异构智能体协同强化学习

摘要

我们提出异构智能体协同强化学习（HACRL），这一新学习范式旨在解决孤立同策略优化的低效问题。HACRL实现了"训练协同优化，推理独立执行"的机制：异构智能体在训练阶段共享经过验证的轨迹数据以相互提升，而在推理时保持独立运行。与基于大语言模型的多智能体强化学习（MARL）不同，HACRL无需协同部署；与同策略/异策略蒸馏技术相比，它实现了异构智能体间的双向相互学习，而非单向的师生式知识迁移。基于此范式，我们提出HACPO算法，通过理论指导的轨迹共享机制最大化样本利用率和跨智能体知识迁移。为缓解能力差异与策略分布偏移，HACPO引入四项定制化机制，并在无偏优势估计与优化正确性方面提供理论保证。在多样化异构模型组合与推理基准测试中，HACPO持续提升所有参与智能体的性能，平均以仅一半的轨迹成本超越GSPO算法3.3%的表现。

English

We introduce Heterogeneous Agent Collaborative Reinforcement Learning (HACRL), a new learning paradigm that addresses the inefficiencies of isolated on-policy optimization. HACRL enables collaborative optimization with independent execution: heterogeneous agents share verified rollouts during training to mutually improve, while operating independently at inference time. Unlike LLM-based multi-agent reinforcement learning (MARL), HACRL does not require coordinated deployment, and unlike on-/off-policy distillation, it enables bidirectional mutual learning among heterogeneous agents rather than one-directional teacher-to-student transfer.
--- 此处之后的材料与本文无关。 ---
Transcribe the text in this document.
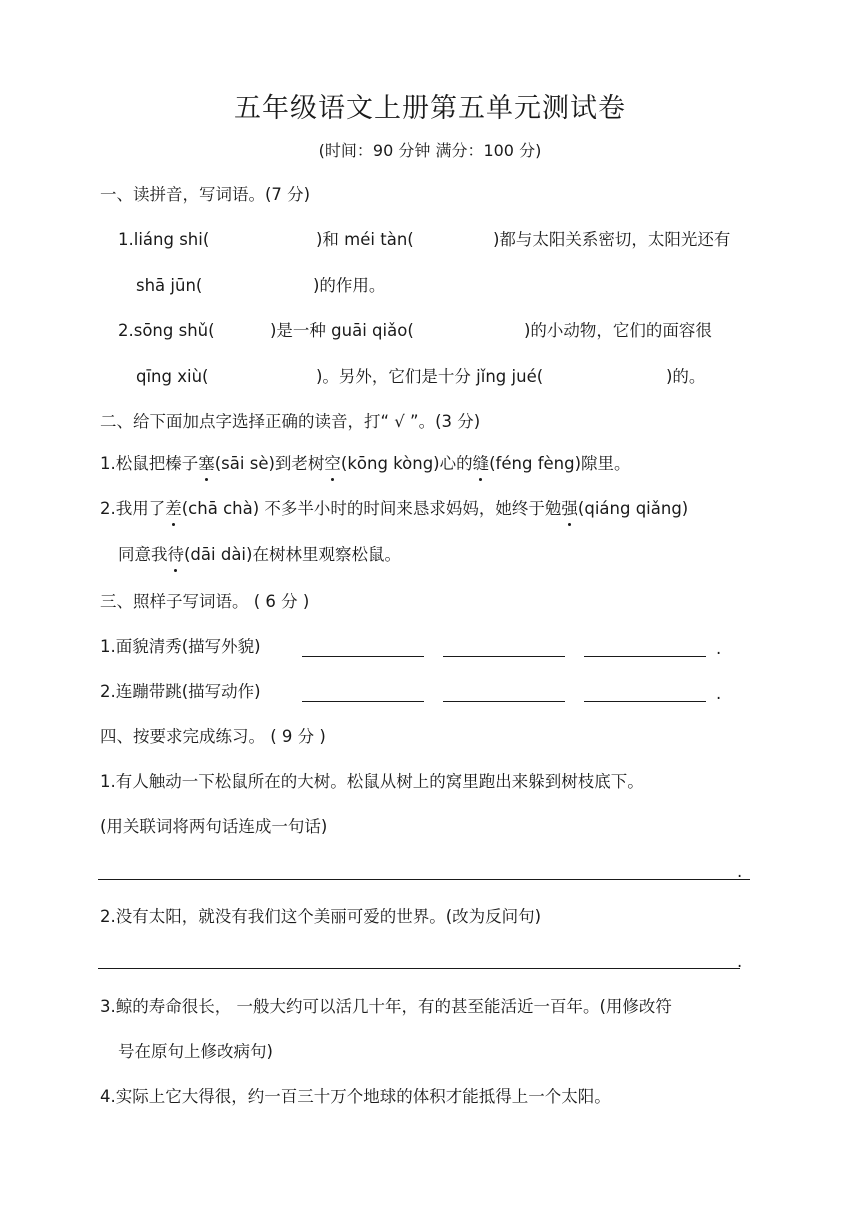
五年级语文上册第五单元测试卷
(时间：90 分钟 满分：100 分)
一、读拼音，写词语。(7 分)
1.liáng shi(	)和 méi tàn(	)都与太阳关系密切，太阳光还有
shā jūn(	)的作用。
2.sōng shǔ(	)是一种 guāi qiǎo(	)的小动物，它们的面容很
qīng xiù(	)。另外，它们是十分 jǐng jué(	)的。
二、给下面加点字选择正确的读音，打“ √ ”。(3 分)
1.松鼠把榛子塞(sāi sè)到老树空(kōng kòng)心的缝(féng fèng)隙里。
2.我用了差(chā chà) 不多半小时的时间来恳求妈妈，她终于勉强(qiáng qiǎng)
同意我待(dāi dài)在树林里观察松鼠。
三、照样子写词语。 ( 6 分 )
1.面貌清秀(描写外貌)	.
2.连蹦带跳(描写动作)	.
四、按要求完成练习。 ( 9 分 )
1.有人触动一下松鼠所在的大树。松鼠从树上的窝里跑出来躲到树枝底下。
(用关联词将两句话连成一句话)
.
2.没有太阳，就没有我们这个美丽可爱的世界。(改为反问句)
.
3.鲸的寿命很长， 一般大约可以活几十年，有的甚至能活近一百年。(用修改符
号在原句上修改病句)
4.实际上它大得很，约一百三十万个地球的体积才能抵得上一个太阳。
Building on this paradigm, we propose HACPO, a collaborative RL algorithm that enables principled rollout sharing to maximize sample utilization and cross-agent knowledge transfer. To mitigate capability discrepancies and policy distribution shifts, HACPO introduces four tailored mechanisms with theoretical guarantees on unbiased advantage estimation and optimization correctness. Extensive experiments across diverse heterogeneous model combinations and reasoning benchmarks show that HACPO consistently improves all participating agents, outperforming GSPO by an average of 3.3\% while using only half the rollout cost.